Spatiotemporal Graph Learning with Direct Volumetric Information Passing and Feature Enhancement

TL;DR

This paper introduces CeFeGNN, a novel graph neural network framework that enhances spatiotemporal modeling of physical systems by embedding volumetric information and feature enhancement, outperforming existing methods.

Contribution

The paper proposes a dual-module GNN with cell embeddings and feature enhancement, upgrading local aggregation to higher order and improving modeling of volumetric data in physical systems.

Findings

CeFeGNN outperforms baseline models on PDE systems.

Embedding cell attributions improves spatial dependency capture.

Feature enhancement alleviates over-smoothness in GNNs.

Abstract

Data-driven learning of physical systems has kindled significant attention, where many neural models have been developed.
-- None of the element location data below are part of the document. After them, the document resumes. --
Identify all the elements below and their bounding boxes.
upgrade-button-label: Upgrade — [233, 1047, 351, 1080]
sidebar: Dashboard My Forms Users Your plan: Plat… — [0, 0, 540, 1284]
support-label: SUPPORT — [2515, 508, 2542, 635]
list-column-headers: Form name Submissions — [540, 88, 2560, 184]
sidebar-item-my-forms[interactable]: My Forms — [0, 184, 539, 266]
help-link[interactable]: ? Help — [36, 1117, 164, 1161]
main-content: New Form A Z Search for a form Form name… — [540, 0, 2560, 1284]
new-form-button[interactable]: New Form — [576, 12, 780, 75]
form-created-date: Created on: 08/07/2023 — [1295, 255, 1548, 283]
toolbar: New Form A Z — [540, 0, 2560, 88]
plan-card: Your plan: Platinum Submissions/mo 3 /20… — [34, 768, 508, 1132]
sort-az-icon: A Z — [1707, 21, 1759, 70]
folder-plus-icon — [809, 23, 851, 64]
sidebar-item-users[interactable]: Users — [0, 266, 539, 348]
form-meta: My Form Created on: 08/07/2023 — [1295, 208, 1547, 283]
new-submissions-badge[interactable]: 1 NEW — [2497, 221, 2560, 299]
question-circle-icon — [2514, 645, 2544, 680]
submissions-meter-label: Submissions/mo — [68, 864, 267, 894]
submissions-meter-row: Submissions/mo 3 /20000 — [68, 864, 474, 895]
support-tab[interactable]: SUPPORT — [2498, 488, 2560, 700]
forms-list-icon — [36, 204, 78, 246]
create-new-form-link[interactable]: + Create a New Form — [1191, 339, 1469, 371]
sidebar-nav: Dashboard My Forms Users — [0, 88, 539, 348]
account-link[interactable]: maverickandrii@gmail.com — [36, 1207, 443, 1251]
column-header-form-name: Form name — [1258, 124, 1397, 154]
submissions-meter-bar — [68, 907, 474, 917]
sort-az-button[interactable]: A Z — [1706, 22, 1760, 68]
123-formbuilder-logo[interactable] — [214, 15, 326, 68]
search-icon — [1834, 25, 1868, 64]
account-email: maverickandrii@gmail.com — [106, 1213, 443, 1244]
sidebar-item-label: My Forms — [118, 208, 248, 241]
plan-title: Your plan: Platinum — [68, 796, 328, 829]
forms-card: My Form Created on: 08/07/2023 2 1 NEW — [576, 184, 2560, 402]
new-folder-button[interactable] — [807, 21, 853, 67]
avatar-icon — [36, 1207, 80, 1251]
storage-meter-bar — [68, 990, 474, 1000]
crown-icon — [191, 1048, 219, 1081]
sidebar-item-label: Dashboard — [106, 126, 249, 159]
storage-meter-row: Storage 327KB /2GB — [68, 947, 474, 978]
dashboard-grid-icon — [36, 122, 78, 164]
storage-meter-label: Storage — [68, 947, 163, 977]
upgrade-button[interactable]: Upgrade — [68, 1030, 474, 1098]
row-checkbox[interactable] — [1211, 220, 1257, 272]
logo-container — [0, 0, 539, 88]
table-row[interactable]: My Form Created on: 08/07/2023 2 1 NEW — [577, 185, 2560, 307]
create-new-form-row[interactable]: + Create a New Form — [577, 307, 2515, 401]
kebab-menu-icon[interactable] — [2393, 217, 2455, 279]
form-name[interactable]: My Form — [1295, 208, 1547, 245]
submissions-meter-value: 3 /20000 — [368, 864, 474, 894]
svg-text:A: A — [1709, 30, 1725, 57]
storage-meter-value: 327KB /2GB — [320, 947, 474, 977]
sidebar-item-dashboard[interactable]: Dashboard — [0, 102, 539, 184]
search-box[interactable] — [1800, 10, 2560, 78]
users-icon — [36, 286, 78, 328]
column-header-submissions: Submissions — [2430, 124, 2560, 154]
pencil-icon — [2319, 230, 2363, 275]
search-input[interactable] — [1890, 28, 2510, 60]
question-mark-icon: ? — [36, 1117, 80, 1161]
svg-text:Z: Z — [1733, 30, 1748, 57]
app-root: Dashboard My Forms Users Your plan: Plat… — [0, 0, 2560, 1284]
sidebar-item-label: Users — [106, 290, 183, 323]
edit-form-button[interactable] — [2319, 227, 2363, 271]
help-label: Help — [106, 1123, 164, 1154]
In particular, mesh-based graph neural networks (GNNs) have demonstrated significant potential in modeling spatiotemporal dynamics across arbitrary geometric domains. However, the existing node-edge message-passing and aggregation mechanism in GNNs limits the representation learning ability. In this paper, we proposed a dual-module framework, Cell-embedded and Feature-enhanced Graph Neural Network (aka, CeFeGNN), for learning spatiotemporal dynamics. Specifically, we embed learnable cell attributions to the common node-edge message passing process, which better captures the spatial dependency of regional features. Such a strategy essentially upgrades the local aggregation scheme from first order (e.g., from edge to node) to a higher order (e.g., from volume and edge to node), which takes advantage of volumetric information in message passing. Meanwhile, a novel feature-enhanced block is designed to further improve the model's performance and alleviate the over-smoothness problem. Extensive experiments on various PDE systems and one real-world dataset demonstrate that CeFeGNN achieves superior performance compared with other baselines.